Planet Stories – Hunt the Space Witch!

Planet Stories 031 - Hunt the Space Witch! - Robert Silverberg - 1956-58

The latest in Paizo Publishing’s Planet Stories pulp reprint line is a trilogy of early Robert Silverberg tales, written for the digest Science Fiction Adventures, which was in turn looking back to the old Planet Stories pulp for inspiration. The first book, Hunt the Space Witch! (hereafter referred to as HtSW!), contains seven of his earliest stories; the next two each contain three novellas. These stories have been out of print since they were in Ace and Dell paperbacks in the 60s-70s (one of the Ace Doubles I own includes “Slaves of the Star Giants”).

Hunt the Space Witch! is pure pulpy science fiction goodness. Look at the names of the stories it holds: “Slaves of the Star Giants,” “Spawn of the Deadly Sea,” “Valley Beyond Time,” “Hunt the Space Witch!” If those don’t catch your attention, you’re barking up the wrong tree. These are fast-paced tales of adventure and intrigue, of horrific monsters and beautiful star damsels; don’t expect a lot of complex development and you’ll get a lot of pulpy fun. There’s post-apocalyptic vikings and star-spanning empires, interstellar spy games, and a pair of time-travel tales. Like most pulp tales, imagination often outranks complexity, but Silverberg is a solid writer capable of great imagery and tension, two things pulp fiction needs most.

The stories in HtSW! are all medium-short, around 30-40 pages each.
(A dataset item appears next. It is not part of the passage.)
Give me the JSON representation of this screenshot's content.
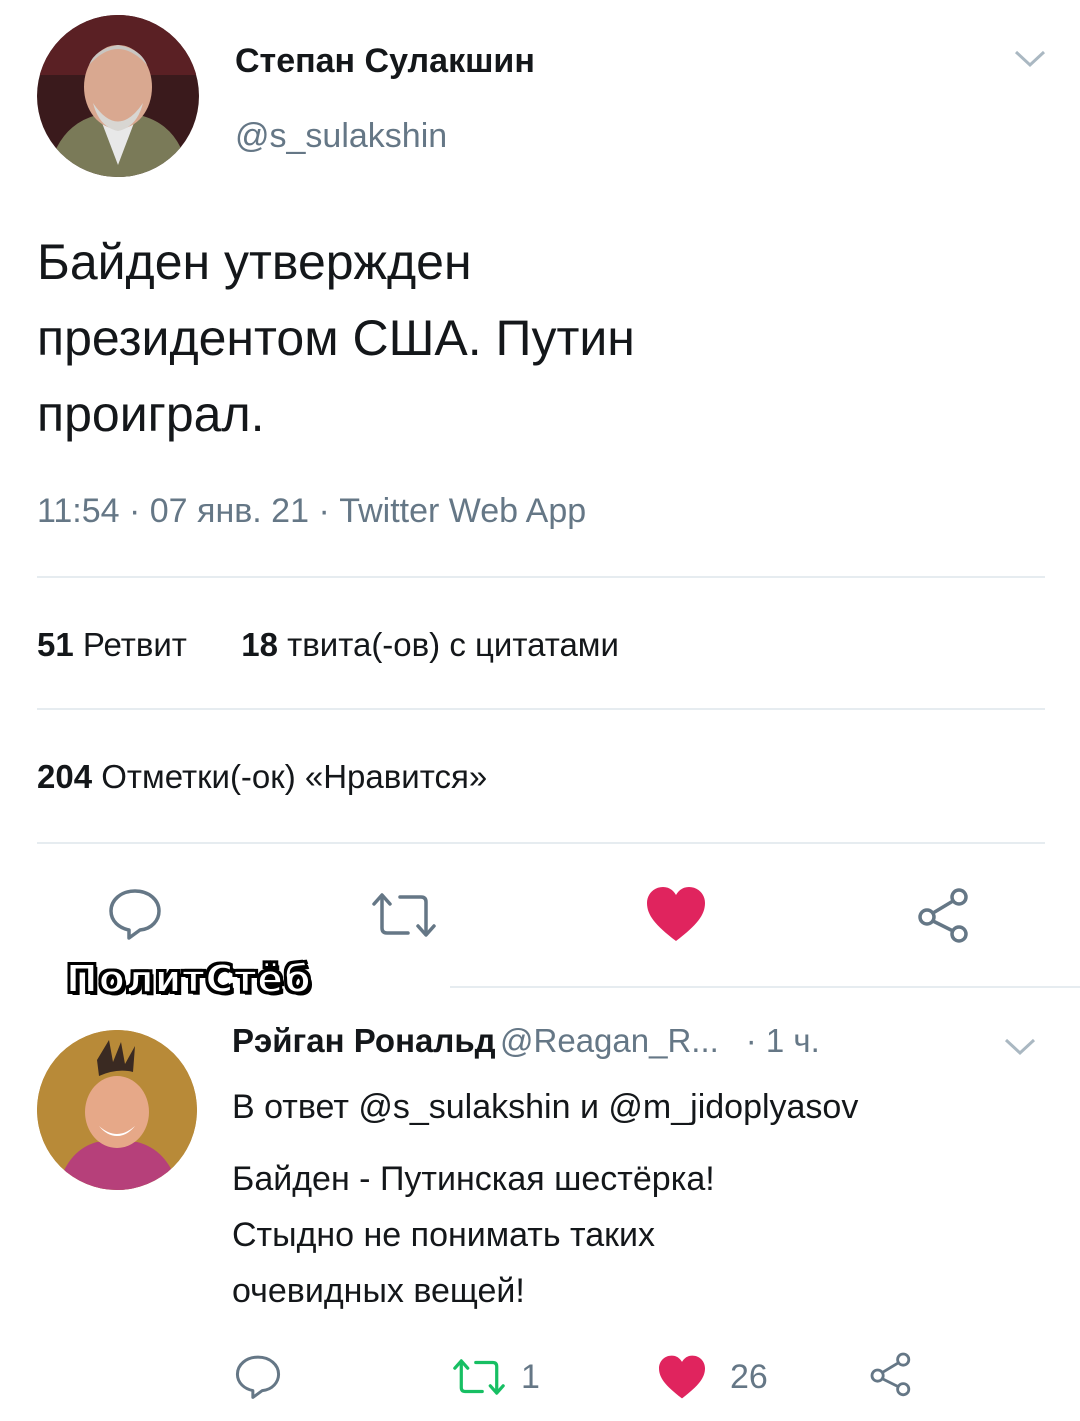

This makes them short enough to read in one sitting, without overdosing on the pulp, like popping popcorn. Their short length also constrains them to the basic “introduction, development, ending” formula, so they’re a rushed and choppy at points. It’s also an exercise in watching an author mature: the later stories are better than the earlier ones, in terms of pacing and development.

“Spacerogue” is definitely my favorite, an interesting tale of revenge for the titular mercenary.  “The Silent Invaders” is also pretty good, about two warring species of aliens seeding spies into Earth culture. On the other hand, the two time-travel stories, “Slaves of the Star Giants” and “Valley Beyond Time,” are roughly identical. Well, not exactly, but they have a lot of similarities in their basic premise and execution, and it was like reading the same story again. The former is more interesting for its creativity, while the latter is more developed, but far less interesting, culminating in a somewhat random encounter before an abrupt ending.

As with all pulp-era  fiction, everyone’s tolerance level varies, but if you’ve picked up other Planet Stories books or have read a lot of ’40s/’50s-era fantastic fiction, you should be right at home. Personally, I’m glad to see Planet Stories branching out into more of the  “ray guns and rocket ships” stuff;  I’m a fan of their brand of planetary romance and swords-and-sorcery, but variety, as they say, is the spice of life. It’s also worth noting that this is a huge book; the last Planet Stories I found, the Before They Were Giants comp, was relatively huge compared to the rest of the line, and HtSW! dwarfs that by some 30 pages. Also, the price: the Planet Stories pricetag has fluctuated around $15.99 since the change in formatting, which is pretty decent, considering some pulp reprint collections of the same general page count (200-350) have MSRPs of twice that.

I have to say, that’s one of my favorite Planet Stories covers yet, done by the amazing Kieran Yanner; the girl-in-the-nebula is hella-slick, and the old-school primary colors rocket ships are a nice touch. Paizo also has a wallpaper version up. Sadly, the next two books in Paizo’s Silverberg trilogy look a bit different; they’re good, too, with heavy James Bond vibes, but for my money HtSW! is the best of the three.